Making the day even more special was the sunny crisp sky, much different than yesterday’s rainy day in Ketchikan. The two other cruise ships in Sitka today docked at the pier a few miles north of town, but the Westerdam anchored right in the town’s back yard, as Rich says, and we tendered the short distance to the town dock. They shuttled us in two vans the scant mile to the Sitka National Historic Park (easily walkable for most on a paved path along the waterfront).

The park preserves the site of the 1804 battle between the indigenous Tlingits and Russians, but it might be best known for the 20 or so totem poles along its paths. For years Rich has reported the progress of Tommy Joseph in his carving shed as he creates new totems and restores older ones. Today we met Tommy as he demonstrated Tlingit mask-making in the park visitor’s center and admired works in progress in the shed.

As we walked along the coastal path beneath towering spruce, Rich told us about the various totem poles we passed.

He has walked this path for many years and even “adopted” a large fallen log, studying and photographing it through the seasons, as snow comes and goes, various plants and mosses take hold, and the wood slowly deteriorates. Had I not been reading about this log for years, I might have walked right past it.

At times while walking along the path we saw bald eagles flying overhead or resting in the tree tops.
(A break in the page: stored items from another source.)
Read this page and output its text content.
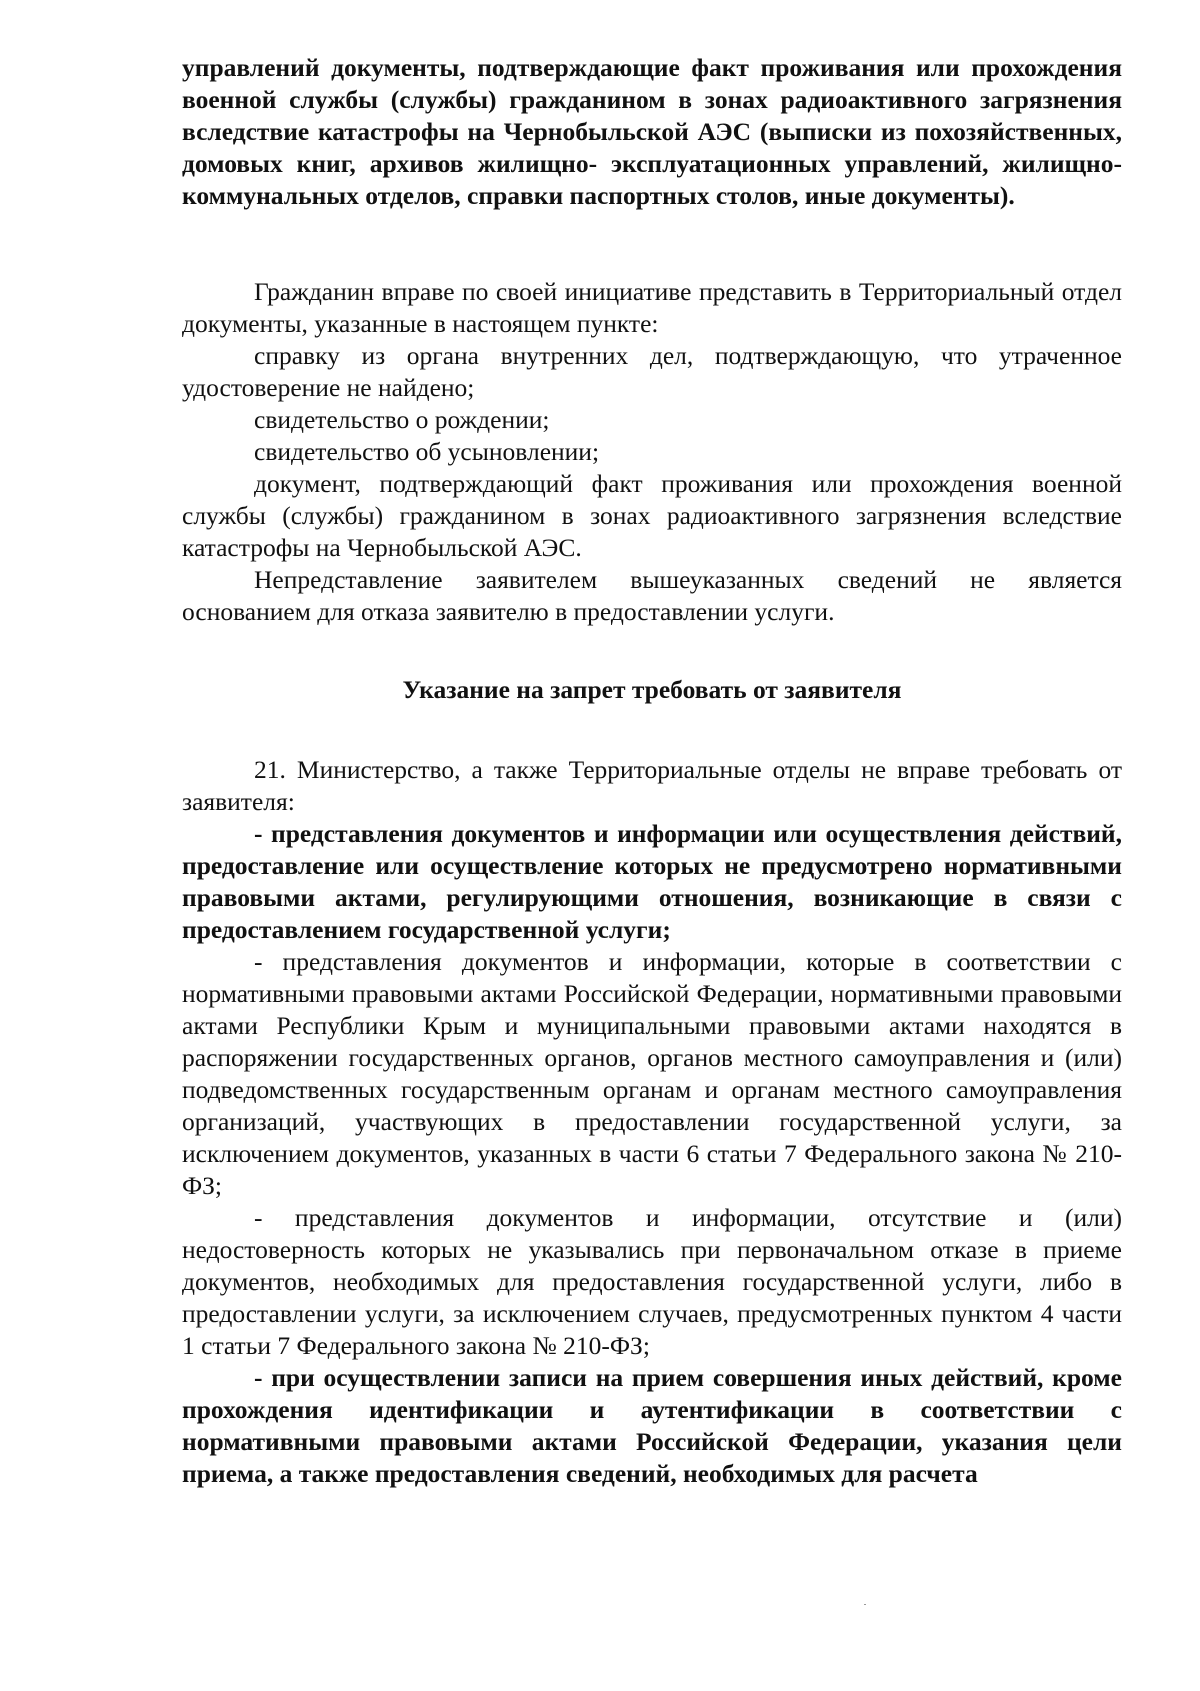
управлений документы, подтверждающие факт проживания или прохождения военной службы (службы) гражданином в зонах радиоактивного загрязнения вследствие катастрофы на Чернобыльской АЭС (выписки из похозяйственных, домовых книг, архивов жилищно- эксплуатационных управлений, жилищно-коммунальных отделов, справки паспортных столов, иные документы).

Гражданин вправе по своей инициативе представить в Территориальный отдел документы, указанные в настоящем пункте:

справку из органа внутренних дел, подтверждающую, что утраченное удостоверение не найдено;

свидетельство о рождении;

свидетельство об усыновлении;

документ, подтверждающий факт проживания или прохождения военной службы (службы) гражданином в зонах радиоактивного загрязнения вследствие катастрофы на Чернобыльской АЭС.

Непредставление заявителем вышеуказанных сведений не является основанием для отказа заявителю в предоставлении услуги.

Указание на запрет требовать от заявителя

21. Министерство, а также Территориальные отделы не вправе требовать от заявителя:

- представления документов и информации или осуществления действий, предоставление или осуществление которых не предусмотрено нормативными правовыми актами, регулирующими отношения, возникающие в связи с предоставлением государственной услуги;

- представления документов и информации, которые в соответствии с нормативными правовыми актами Российской Федерации, нормативными правовыми актами Республики Крым и муниципальными правовыми актами находятся в распоряжении государственных органов, органов местного самоуправления и (или) подведомственных государственным органам и органам местного самоуправления организаций, участвующих в предоставлении государственной услуги, за исключением документов, указанных в части 6 статьи 7 Федерального закона № 210-ФЗ;

- представления документов и информации, отсутствие и (или) недостоверность которых не указывались при первоначальном отказе в приеме документов, необходимых для предоставления государственной услуги, либо в предоставлении услуги, за исключением случаев, предусмотренных пунктом 4 части 1 статьи 7 Федерального закона № 210-ФЗ;

- при осуществлении записи на прием совершения иных действий, кроме прохождения идентификации и аутентификации в соответствии с нормативными правовыми актами Российской Федерации, указания цели приема, а также предоставления сведений, необходимых для расчета
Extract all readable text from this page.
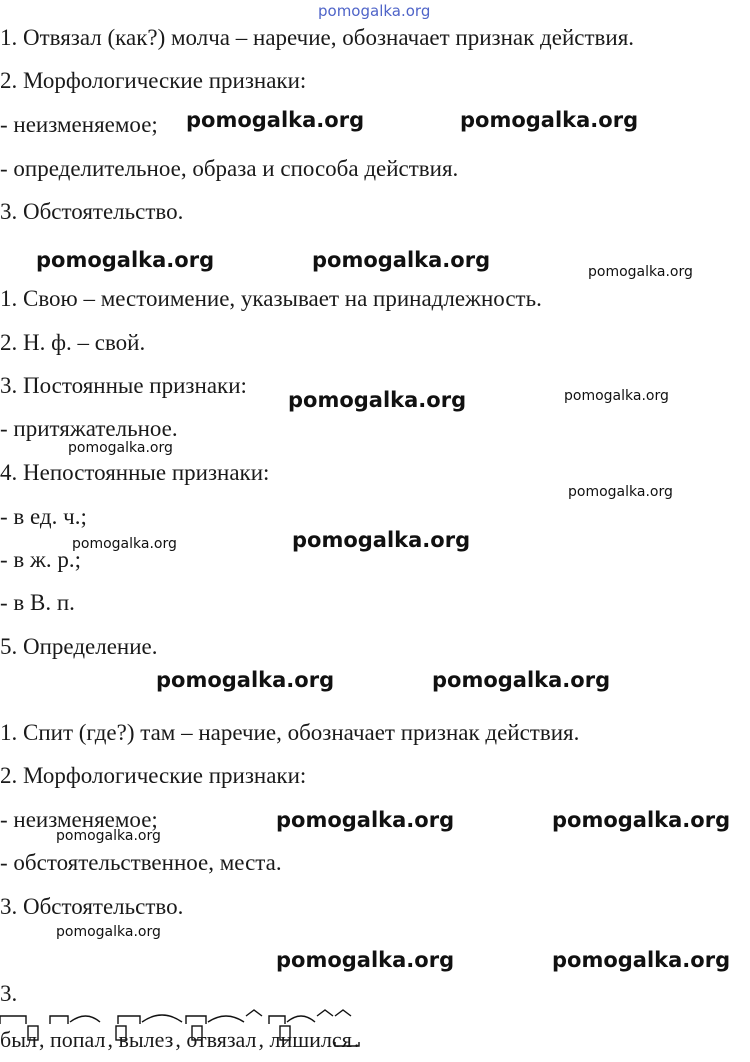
pomogalka.org
1. Отвязал (как?) молча – наречие, обозначает признак действия.
2. Морфологические признаки:
- неизменяемое;
- определительное, образа и способа действия.
3. Обстоятельство.
1. Свою – местоимение, указывает на принадлежность.
2. Н. ф. – свой.
3. Постоянные признаки:
- притяжательное.
4. Непостоянные признаки:
- в ед. ч.;
- в ж. р.;
- в В. п.
5. Определение.
1. Спит (где?) там – наречие, обозначает признак действия.
2. Морфологические признаки:
- неизменяемое;
- обстоятельственное, места.
3. Обстоятельство.
3.
был
, попал
, вылез
, отвязал
, лишился
.
pomogalka.org	pomogalka.org
pomogalka.org	pomogalka.org	pomogalka.org
pomogalka.org	pomogalka.org
pomogalka.org
pomogalka.org
pomogalka.org	pomogalka.org
pomogalka.org	pomogalka.org
pomogalka.org	pomogalka.org
pomogalka.org
pomogalka.org
pomogalka.org	pomogalka.org
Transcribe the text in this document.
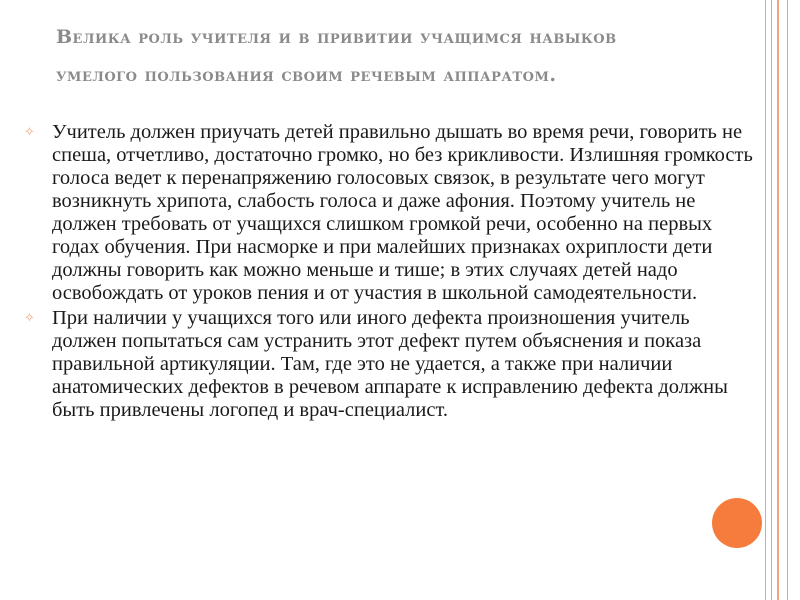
Велика роль учителя и в привитии учащимся навыков умелого пользования своим речевым аппаратом.
✧ Учитель должен приучать детей правильно дышать во время речи, говорить не спеша, отчетливо, достаточно громко, но без крикливости. Излишняя громкость голоса ведет к перенапряжению голосовых связок, в результате чего могут возникнуть хрипота, слабость голоса и даже афония. Поэтому учитель не должен требовать от учащихся слишком громкой речи, особенно на первых годах обучения. При насморке и при малейших признаках охриплости дети должны говорить как можно меньше и тише; в этих случаях детей надо освобождать от уроков пения и от участия в школьной самодеятельности.
✧ При наличии у учащихся того или иного дефекта произношения учитель должен попытаться сам устранить этот дефект путем объяснения и показа правильной артикуляции. Там, где это не удается, а также при наличии анатомических дефектов в речевом аппарате к исправлению дефекта должны быть привлечены логопед и врач-специалист.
Because it’s too early for salmon, there aren’t as many eagles or bears as we might see later in the summer.

We headed to another park on the edge of town for a picnic of local foods, including local beers, kelp salsa and Suzi’s own salmon spread. Our final stop was over the O’Connell bridge to a nearby island for a different view of Sitka than few cruise visitors see.

Back in town, Rich and Suzi provided a tour of the local radio station, Raven Radio KCAW. They have worked around the world for non-government organizations that provide radio news services.

As we left our friends behind, several of us knew the goodbye would be brief, as Rich and Suzi will join us on the Majestic Japan cruise in September.

Before tendering back to the ship, I returned to the town center, now devoid of the huge crowds from the other two ships, which already had set sail. The Cathedral of St. Michael the Archangel dominates a small square and is the earliest orthodox cathedral in the new world (although a fire destroyed the original building). It is a reflection of Sitka’s Russian past, when Sitka was the oldest town on the West Coast and much larger than San Francisco.

Russian explorers settled here, and despite the U.S. purchase of Alaska from Russia in 1867, the Russian influence remains, in architecture, in the active Orthodox congregation and in the Russian souvenir shops (with Ukrainian flags in the windows).

I couldn’t resist sketching the cathedral, with its green domes and gold crosses, from two different angles. When we have a string of sea days heading to Nome, I’ll make time for adding watercolor.